Here is a summary of columns that are found in the dataset which represent the delivery attributes that can be used to predict delivery time:
Data columns (total 25 columns):
# Column Non-Null Count Dtype
--- ------ -------------- -----
0 Order_No 7068 non-null object
1 User_Id 7068 non-null object
2 Vehicle_Type 7068 non-null object
3 Platform_Type 7068 non-null int64
4 Personal_or_Business 7068 non-null object
5 Placement_-_Day_of_Month 7068 non-null int64
6 Placement_-_Weekday_(Mo_=_1) 7068 non-null int64
7 Placement_-_Time 7068 non-null object
8 Confirmation_-_Day_of_Month 7068 non-null int64
9 Confirmation_-_Weekday_(Mo_=_1) 7068 non-null int64
10 Confirmation_-_Time 7068 non-null object
11 Arrival_at_Pickup_-_Day_of_Month 7068 non-null int64
12 Arrival_at_Pickup_-_Weekday_(Mo_=_1) 7068 non-null int64
13 Arrival_at_Pickup_-_Time 7068 non-null object
14 Pickup_-_Day_of_Month 7068 non-null int64
15 Pickup_-_Weekday_(Mo_=_1) 7068 non-null int64
16 Pickup_-_Time 7068 non-null object
17 Distance_(KM) 7068 non-null int64
18 Temperature 5631 non-null float64
19 Precipitation_in_millimeters 199 non-null float64
20 Pickup_Lat 7068 non-null float64
21 Pickup_Long 7068 non-null float64
22 Destination_Lat 7068 non-null float64
23 Destination_Long 7068 non-null float64
24 Rider_Id 7068 non-null object
dtypes: float64(6), int64(10), object(9)
1) The attributes I chose to include in the model were:
train1 = train1[['Pickup_-_Weekday_(Mo_=_1)',
'Precipitation_in_millimeters','Distance_(KM)','Time_from_Pickup_to_Arrival' ]]
test1 = test1[['Pickup_-_Weekday_(Mo_=_1)',
'Precipitation_in_millimeters','Distance_(KM)']]
I streamlined the string values into numerical values in both the train and test data sets:
#weekdays get a dummy value of 0
train1['Pickup_-_Weekday_(Mo_=_1)'] = train1['Pickup_-_Weekday_(Mo_=_1)'].replace([1,2,3,4,5],0)

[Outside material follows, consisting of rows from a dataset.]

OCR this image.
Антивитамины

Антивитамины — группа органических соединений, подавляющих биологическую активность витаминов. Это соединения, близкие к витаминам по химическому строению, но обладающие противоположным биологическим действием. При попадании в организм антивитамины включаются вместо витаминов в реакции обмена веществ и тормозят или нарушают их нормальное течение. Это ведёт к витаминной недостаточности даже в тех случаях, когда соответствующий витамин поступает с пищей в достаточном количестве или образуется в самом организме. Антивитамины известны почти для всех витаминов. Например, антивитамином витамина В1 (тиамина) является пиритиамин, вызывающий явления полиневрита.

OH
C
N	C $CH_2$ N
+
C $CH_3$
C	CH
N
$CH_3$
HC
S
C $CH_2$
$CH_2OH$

#weekend days get a dummy value of 1
train1['Pickup_-_Weekday_(Mo_=_1)'] = train1['Pickup_-_Weekday_(Mo_=_1)'].replace([6,7],1)
#no rain day get dummy 0
train1['Precipitation_in_millimeters'] = train1['Precipitation_in_millimeters'].fillna(int(0))
#rain days get dummy 1
train1.loc[train1['Precipitation_in_millimeters'] >0] = int(1)

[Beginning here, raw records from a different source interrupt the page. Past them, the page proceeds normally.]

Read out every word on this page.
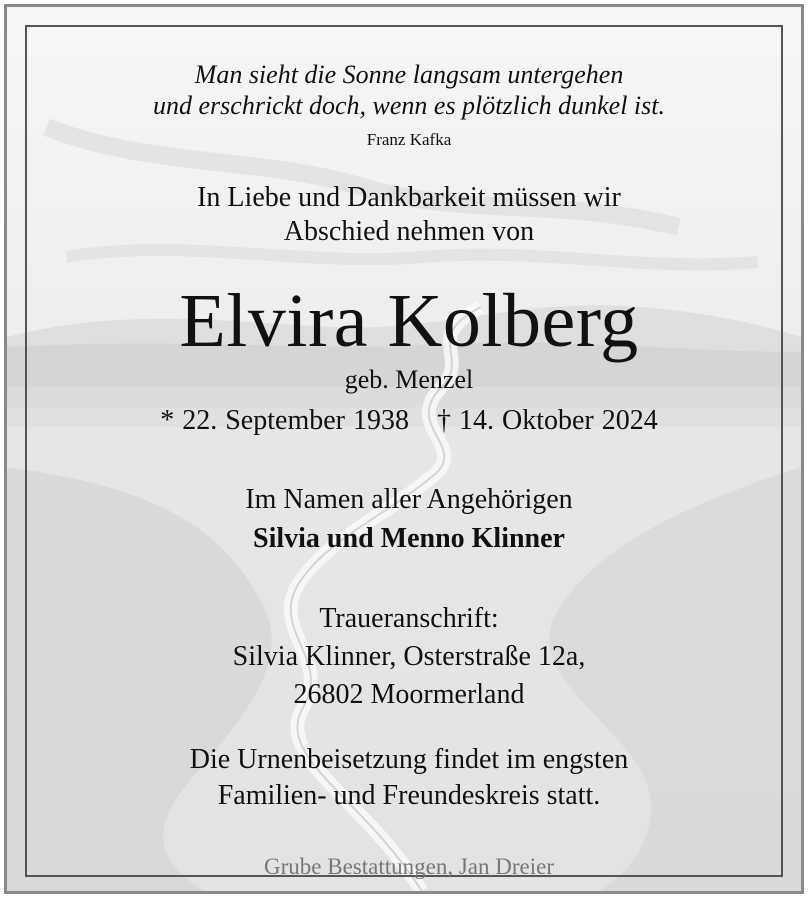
Man sieht die Sonne langsam untergehen
und erschrickt doch, wenn es plötzlich dunkel ist.
Franz Kafka
In Liebe und Dankbarkeit müssen wir
Abschied nehmen von
Elvira Kolberg
geb. Menzel
* 22. September 1938 † 14. Oktober 2024
Im Namen aller Angehörigen
Silvia und Menno Klinner
Traueranschrift:
Silvia Klinner, Osterstraße 12a,
26802 Moormerland
Die Urnenbeisetzung findet im engsten
Familien- und Freundeskreis statt.
Grube Bestattungen, Jan Dreier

I then created a column to store the predicted delivery times in the test-dataframe:
test1['Time_from_Pickup_to_Arrival'] = np.nan
test1['Time_from_Pickup_to_Arrival'].unique()
test1.info()
<class 'pandas.core.frame.DataFrame'>
RangeIndex: 7068 entries, 0 to 7067
Data columns (total 4 columns):
# Column Non-Null Count Dtype
--- ------ -------------- -----
0 Pickup_-_Weekday_(Mo_=_1) 7068 non-null int64
1 Precipitation_in_millimeters 7068 non-null float64
2 Distance_(KM) 7068 non-null int64
3 Time_from_Pickup_to_Arrival 0 non-null float64
dtypes: float64(2), int64(2)
memory usage: 221.0 KB
2) Model training using the the training dataset:
x = train1.drop('Time_from_Pickup_to_Arrival', axis=1)
y = train1['Time_from_Pickup_to_Arrival']
>>> n_samples, n_features = 10, 5
>>> rng = np.random.RandomState(0)
>>> y = train1['Time_from_Pickup_to_Arrival']
>>> X = train1.drop('Time_from_Pickup_to_Arrival', axis=1)
reg = make_pipeline(StandardScaler(), SGDRegressor(max_iter=1000, tol=1e-3))
reg.fit(X, y)
y_preds = reg.predict(X)
3) Next I calculated the root mean squared error between the between the predicted delivery time and the actual delivery times:
def rmse(y_test, y_predict):
return np.sqrt(mean_squared_error(y_test, y_predict))
answer = rmse(y, y_preds)
answer
794.4000853649443
4) Finally I applied the model to predict delivery times on the test dataset:
xt = test1.drop('Time_from_Pickup_to_Arrival', axis=1)
ytest_preds = reg.predict(xt)
daf = pd.DataFrame(ytest_preds, columns=['Time_from_Pickup_to_Arrival'])
daf.head()
Time_from_Pickup_to_Arrival
0 1418.709746
1 1124.555383
2 1124.555383
3 1124.555383
4 1222.606838
Further tuning to the model and regression can be applied to lower the RMSE.